そもそも日常生活においてドラマチックな起承転結なんてそう起きない。それなのに、見ていられるのは、ドキュメンタリーを見ているようなリアルな日常が描かれているからだ。

どこか、『ザ・ノンフィクション』のような。顔にモザイクかけて、ナレーション入れたら、ノンフィクションみたいになりそうだもの。

ちなみに今作でも、『海街ダイアリー』の広瀬すず同様、子役には脚本を渡さず現場で演技指導していったそう。
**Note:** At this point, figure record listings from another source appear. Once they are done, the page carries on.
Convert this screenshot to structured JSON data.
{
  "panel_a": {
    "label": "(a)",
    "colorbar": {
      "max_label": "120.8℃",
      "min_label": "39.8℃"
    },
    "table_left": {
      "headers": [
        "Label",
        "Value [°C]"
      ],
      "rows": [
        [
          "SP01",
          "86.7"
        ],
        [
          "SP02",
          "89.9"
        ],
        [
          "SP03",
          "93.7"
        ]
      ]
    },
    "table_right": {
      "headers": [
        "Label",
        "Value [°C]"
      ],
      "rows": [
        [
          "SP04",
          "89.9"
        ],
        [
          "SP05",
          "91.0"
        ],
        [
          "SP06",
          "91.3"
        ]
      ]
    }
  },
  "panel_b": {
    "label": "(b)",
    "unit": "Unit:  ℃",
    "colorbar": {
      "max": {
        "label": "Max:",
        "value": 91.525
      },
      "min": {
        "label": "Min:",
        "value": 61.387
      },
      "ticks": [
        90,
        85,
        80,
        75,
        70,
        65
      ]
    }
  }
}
ゆいが歯が抜けるシーンも、実際に本番中に突然歯が抜けたため、そのハプニングを本編でも生かしている。

複雑な家族愛

ただこの作品は、これまでの作品と比べると、幾分かストーリーがある方だった。

特異な家族愛の物語と、いびつがゆえに一度壊れた歯車が一気に空転していく様。

樹木希林さん演じる、おばあちゃんの死からそれは始まる。

そして終盤、わずかに人として当然の母性や父性が芽生えたあたりで、物語は幕を閉じる。

最後、女の子のアップで終えたことで、家族愛とはなにかまで考えさせるスケール感を持たせたところが大きいと思う。あの子は本当に幸せになるのだろうか。
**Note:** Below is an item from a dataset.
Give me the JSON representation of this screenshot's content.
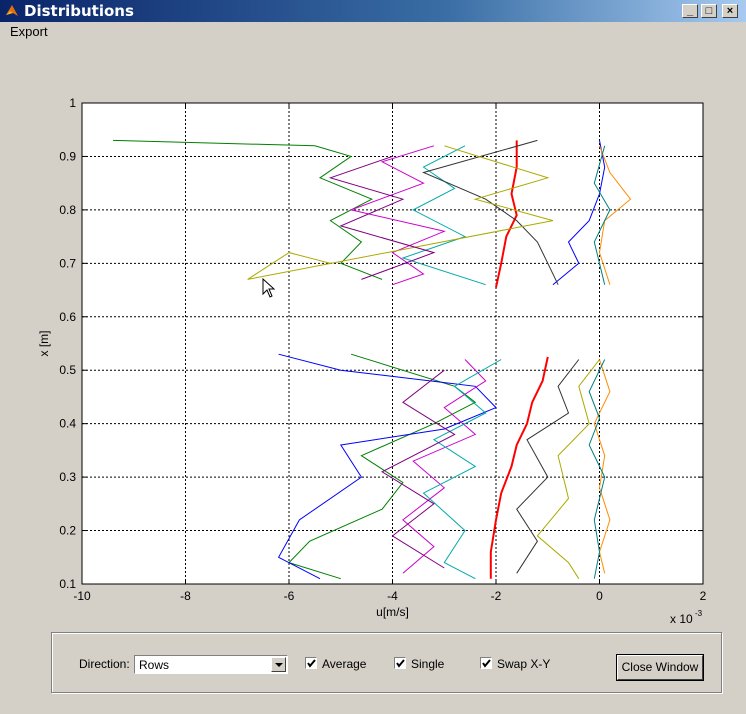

これまでの是枝作品だったら、海のシーンでそのまま普通に終わりそうなものだ。 

樹木希林さん

是枝監督が樹木希林さんの起用に関してお話されていたことがとても印象的だった。

「樹木希林さんは、甘い考えだと見透かされるので…堂々と希林さんの前に立てる監督でありたいと思う。そう思わせる役者さんというのは本当に少ないです」.

豪華な脇役

この作品は、柄本明さんや、緒形直人さん、池松壮亮、池脇千鶴に高良健吾と、脇役が随分と豪華だ。

特に池松壮亮は本当にちょっとだけだったけど、でもものすごいインパクトを残しているあたりがさすがだと感じた。

是枝監督脚本について

是枝監督はやはり映画監督であり、脚本家ではないと思う。

『3度目の殺人』も随分評価されたけど、

sagitani-eiga.hatenablog.com

個人的にはそんなにおもしろいとは思えなかった。

本作も、是枝脚本なのでどうだろうとは思っていたけど、これはとても楽しめた。是枝監督脚本の中では間違いなく最高傑作だ。

でもやっぱり、是枝監督は、原作があるものを映像化するほうが、その才能が最大限発揮されるように思う。

究極が『海街ダイアリー』だった。

なので是枝監督と海街ダイアリーの出会いが奇跡だったと言えるかもしれない。